Volkswagen CEO Mueller Warns Some Planned Investments Will Be ‘Canceled or Delayed’

Newly appointed Volkswagen CEO Matthias Mueller has warned employees the automaker will undergo spending cutbacks following the now widely publicized diesel emissions scandal, Automotive News reports.

Volkswagen must fix around 11 million cars to put them in compliance of emissions laws after it was discovered the automaker fitted certain models with a ‘defeat device’ to cheat emissions tests. It will be a costly endeavor, and the $7.29 billion it has already set aside to cover the expense won’t be enough to fix all the cars and pay legal fines that will almost certainly be laid on it.

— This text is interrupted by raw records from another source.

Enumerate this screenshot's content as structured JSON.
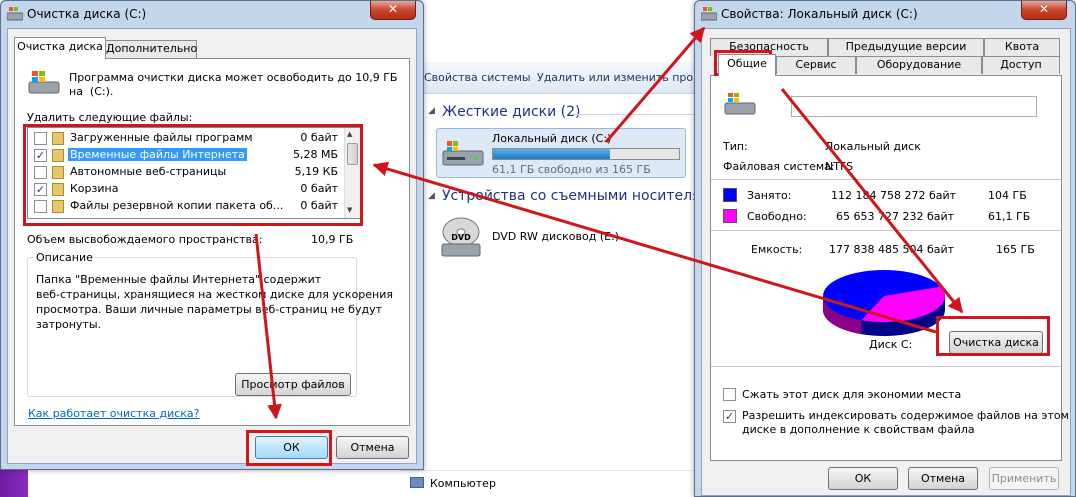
{
  "explorer": {
    "toolbar_items": [
      "Свойства системы",
      "Удалить или изменить прог"
    ],
    "hard_disks_header": "Жесткие диски (2)",
    "local_disk_name": "Локальный диск (C:)",
    "local_disk_free": "61,1 ГБ свободно из 165 ГБ",
    "local_disk_used_fraction": 0.63,
    "removable_header": "Устройства со съемными носителям",
    "dvd_name": "DVD RW дисковод (E:)",
    "dvd_icon_label": "DVD",
    "bottom_item": "Компьютер"
  },
  "cleanup": {
    "title": "Очистка диска  (C:)",
    "close_label": "✕",
    "tabs": [
      "Очистка диска",
      "Дополнительно"
    ],
    "intro": "Программа очистки диска может освободить до 10,9 ГБ\nна  (C:).",
    "delete_label": "Удалить следующие файлы:",
    "files": [
      {
        "name": "Загруженные файлы программ",
        "size": "0 байт",
        "checked": false
      },
      {
        "name": "Временные файлы Интернета",
        "size": "5,28 МБ",
        "checked": true
      },
      {
        "name": "Автономные веб-страницы",
        "size": "5,19 КБ",
        "checked": false
      },
      {
        "name": "Корзина",
        "size": "0 байт",
        "checked": true
      },
      {
        "name": "Файлы резервной копии пакета об...",
        "size": "0 байт",
        "checked": false
      }
    ],
    "freed_label": "Объем высвобождаемого пространства:",
    "freed_value": "10,9 ГБ",
    "description_group": "Описание",
    "description_text": "Папка \"Временные файлы Интернета\" содержит\nвеб-страницы, хранящиеся на жестком диске для ускорения\nпросмотра. Ваши личные параметры веб-страниц не будут\nзатронуты.",
    "view_files_button": "Просмотр файлов",
    "help_link": "Как работает очистка диска?",
    "ok_button": "ОК",
    "cancel_button": "Отмена"
  },
  "properties": {
    "title": "Свойства: Локальный диск (C:)",
    "close_label": "✕",
    "tabs_row1": [
      "Безопасность",
      "Предыдущие версии",
      "Квота"
    ],
    "tabs_row2": [
      "Общие",
      "Сервис",
      "Оборудование",
      "Доступ"
    ],
    "type_label": "Тип:",
    "type_value": "Локальный диск",
    "fs_label": "Файловая система:",
    "fs_value": "NTFS",
    "used_label": "Занято:",
    "used_bytes": "112 184 758 272 байт",
    "used_gb": "104 ГБ",
    "used_color": "#0000ff",
    "free_label": "Свободно:",
    "free_bytes": "65 653 727 232 байт",
    "free_gb": "61,1 ГБ",
    "free_color": "#ff00ff",
    "capacity_label": "Емкость:",
    "capacity_bytes": "177 838 485 504 байт",
    "capacity_gb": "165 ГБ",
    "disk_label": "Диск C:",
    "cleanup_button": "Очистка диска",
    "compress_label": "Сжать этот диск для экономии места",
    "compress_checked": false,
    "index_label": "Разрешить индексировать содержимое файлов на этом\nдиске в дополнение к свойствам файла",
    "index_checked": true,
    "ok_button": "ОК",
    "cancel_button": "Отмена",
    "apply_button": "Применить"
  },
  "annotation_color": "#d0161b"
}
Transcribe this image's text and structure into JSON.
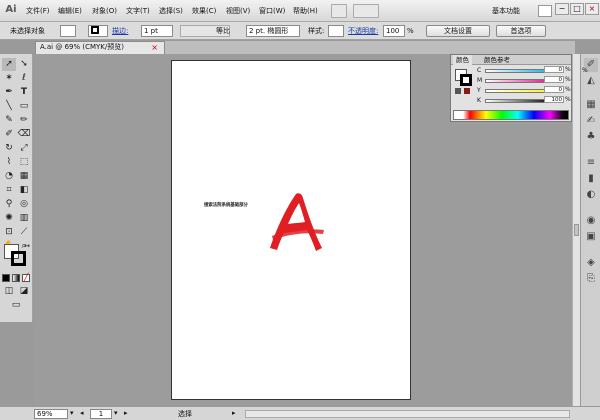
{
  "app": {
    "logo": "Ai"
  },
  "menu": {
    "items": [
      "文件(F)",
      "编辑(E)",
      "对象(O)",
      "文字(T)",
      "选择(S)",
      "效果(C)",
      "视图(V)",
      "窗口(W)",
      "帮助(H)"
    ],
    "workspace": "基本功能"
  },
  "control": {
    "no_selection": "未选择对象",
    "stroke_label": "描边:",
    "stroke_value": "1 pt",
    "stroke_style": "等比",
    "brush": "2 pt. 椭圆形",
    "style_label": "样式:",
    "opacity_label": "不透明度:",
    "opacity_value": "100",
    "opacity_unit": "%",
    "doc_setup": "文档设置",
    "preferences": "首选项"
  },
  "document": {
    "tab": "A.ai @ 69% (CMYK/预览)",
    "close": "×",
    "artboard_text": "搜索法院系统基础部分"
  },
  "color_panel": {
    "tab_color": "颜色",
    "tab_guide": "颜色参考",
    "channels": [
      {
        "label": "C",
        "value": "0",
        "unit": "%"
      },
      {
        "label": "M",
        "value": "0",
        "unit": "%"
      },
      {
        "label": "Y",
        "value": "0",
        "unit": "%"
      },
      {
        "label": "K",
        "value": "100",
        "unit": "%"
      }
    ]
  },
  "status": {
    "zoom": "69%",
    "page": "1",
    "tool": "选择"
  },
  "colors": {
    "accent_red": "#e01f24",
    "ui_gray": "#d6d6d6"
  },
  "icons": [
    "selection-tool-icon",
    "direct-selection-icon",
    "pen-icon",
    "type-icon",
    "line-icon",
    "rectangle-icon",
    "brush-icon",
    "pencil-icon",
    "rotate-icon",
    "scale-icon",
    "warp-icon",
    "free-transform-icon",
    "symbol-sprayer-icon",
    "graph-icon",
    "mesh-icon",
    "gradient-icon",
    "eyedropper-icon",
    "blend-icon",
    "slice-icon",
    "eraser-icon",
    "hand-icon",
    "zoom-icon"
  ]
}
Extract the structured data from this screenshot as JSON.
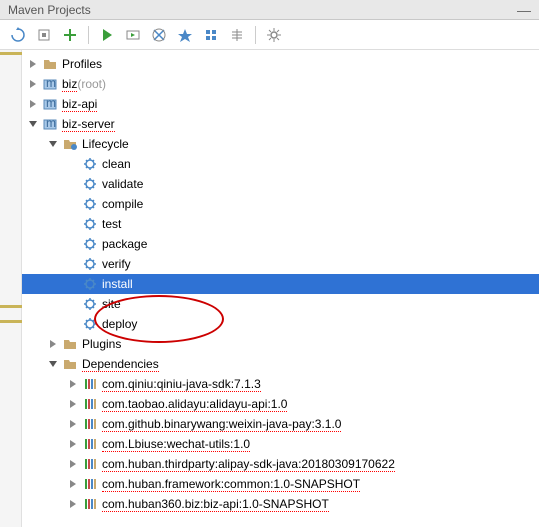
{
  "title": "Maven Projects",
  "toolbar_icons": [
    "reimport",
    "generate",
    "add",
    "run",
    "run2",
    "lifecycle",
    "skip-tests",
    "offline",
    "download",
    "settings-extra",
    "blank",
    "settings"
  ],
  "tree": {
    "profiles": {
      "label": "Profiles"
    },
    "biz_root": {
      "label": "biz",
      "suffix": " (root)"
    },
    "biz_api": {
      "label": "biz-api"
    },
    "biz_server": {
      "label": "biz-server"
    },
    "lifecycle": {
      "label": "Lifecycle",
      "items": [
        "clean",
        "validate",
        "compile",
        "test",
        "package",
        "verify",
        "install",
        "site",
        "deploy"
      ],
      "selected_index": 6
    },
    "plugins": {
      "label": "Plugins"
    },
    "dependencies": {
      "label": "Dependencies",
      "items": [
        "com.qiniu:qiniu-java-sdk:7.1.3",
        "com.taobao.alidayu:alidayu-api:1.0",
        "com.github.binarywang:weixin-java-pay:3.1.0",
        "com.Lbiuse:wechat-utils:1.0",
        "com.huban.thirdparty:alipay-sdk-java:20180309170622",
        "com.huban.framework:common:1.0-SNAPSHOT",
        "com.huban360.biz:biz-api:1.0-SNAPSHOT"
      ]
    }
  }
}
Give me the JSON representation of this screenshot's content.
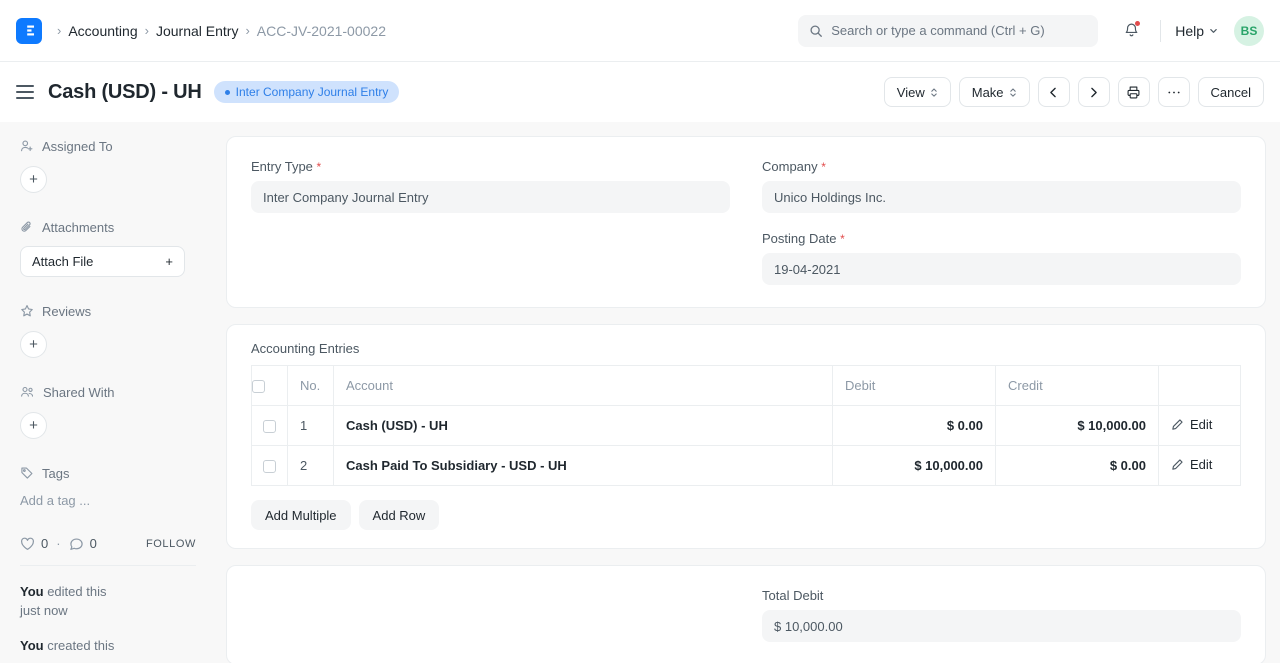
{
  "navbar": {
    "logo_icon": "frappe-logo-icon",
    "breadcrumb": [
      {
        "label": "Accounting",
        "current": false
      },
      {
        "label": "Journal Entry",
        "current": false
      },
      {
        "label": "ACC-JV-2021-00022",
        "current": true
      }
    ],
    "search": {
      "icon": "search-icon",
      "placeholder": "Search or type a command (Ctrl + G)",
      "value": ""
    },
    "notifications": {
      "icon": "bell-icon",
      "has_unread": true,
      "dot_color": "#e24c4c"
    },
    "help": {
      "label": "Help",
      "icon": "chevron-down-icon"
    },
    "avatar": {
      "initials": "BS",
      "bg": "#d6f2e3",
      "fg": "#29a469"
    }
  },
  "page_header": {
    "menu_icon": "hamburger-icon",
    "title": "Cash (USD) - UH",
    "status": {
      "label": "Inter Company Journal Entry",
      "bg": "#cfe2fd",
      "fg": "#2e7fe8"
    },
    "actions": {
      "view": "View",
      "make": "Make",
      "prev_icon": "chevron-left-icon",
      "next_icon": "chevron-right-icon",
      "print_icon": "printer-icon",
      "more_icon": "ellipsis-icon",
      "cancel": "Cancel"
    }
  },
  "sidebar": {
    "sections": [
      {
        "title": "Assigned To",
        "icon": "user-plus-icon",
        "control": "plus-circle"
      },
      {
        "title": "Attachments",
        "icon": "paperclip-icon",
        "control": "attach-file",
        "button_label": "Attach File"
      },
      {
        "title": "Reviews",
        "icon": "star-icon",
        "control": "plus-circle"
      },
      {
        "title": "Shared With",
        "icon": "users-icon",
        "control": "plus-circle"
      },
      {
        "title": "Tags",
        "icon": "tag-icon",
        "control": "tag-input",
        "placeholder": "Add a tag ..."
      }
    ],
    "social": {
      "like_icon": "heart-icon",
      "like_count": "0",
      "separator": "·",
      "comment_icon": "comment-icon",
      "comment_count": "0",
      "follow_label": "FOLLOW"
    },
    "activity": [
      {
        "actor": "You",
        "text": " edited this",
        "time": "just now"
      },
      {
        "actor": "You",
        "text": " created this",
        "time": ""
      }
    ]
  },
  "main": {
    "fields": {
      "entry_type": {
        "label": "Entry Type",
        "required": true,
        "value": "Inter Company Journal Entry"
      },
      "company": {
        "label": "Company",
        "required": true,
        "value": "Unico Holdings Inc."
      },
      "posting_date": {
        "label": "Posting Date",
        "required": true,
        "value": "19-04-2021"
      }
    },
    "grid": {
      "label": "Accounting Entries",
      "columns": [
        "No.",
        "Account",
        "Debit",
        "Credit",
        ""
      ],
      "rows": [
        {
          "no": "1",
          "account": "Cash (USD) - UH",
          "debit": "$ 0.00",
          "credit": "$ 10,000.00",
          "edit": "Edit"
        },
        {
          "no": "2",
          "account": "Cash Paid To Subsidiary - USD - UH",
          "debit": "$ 10,000.00",
          "credit": "$ 0.00",
          "edit": "Edit"
        }
      ],
      "add_multiple": "Add Multiple",
      "add_row": "Add Row"
    },
    "totals": {
      "total_debit": {
        "label": "Total Debit",
        "value": "$ 10,000.00"
      }
    }
  }
}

“We will review all planned investments, and what isn’t absolutely vital will be canceled or delayed,” Mueller said Tuesday. “And that’s why we will re-adjust our efficiency program. I will be completely clear: this won’t be painless.”

It’s not yet clear where Volkswagen plans to implement cutbacks. One analyst told AN the automaker could put its aggressive push to gain market share in North America on hold in order to save money, and may also delay a planned $1 billion expansion at its Puebla, Mexico-based assembly plant. Volkswagen supervisory board member Bernd Osterloh said the automaker “will have to question everything that’s not economical.”

The budget cutbacks may force Volkswagen to take action in regards to its “incredibly inefficient,” practices, an industry analyst told AN, referencing its $17.4 billion research and development budget. Its R&D budget is higher than Ford’s and General Motors’ combined, and its purchasing costs are currently higher than ever.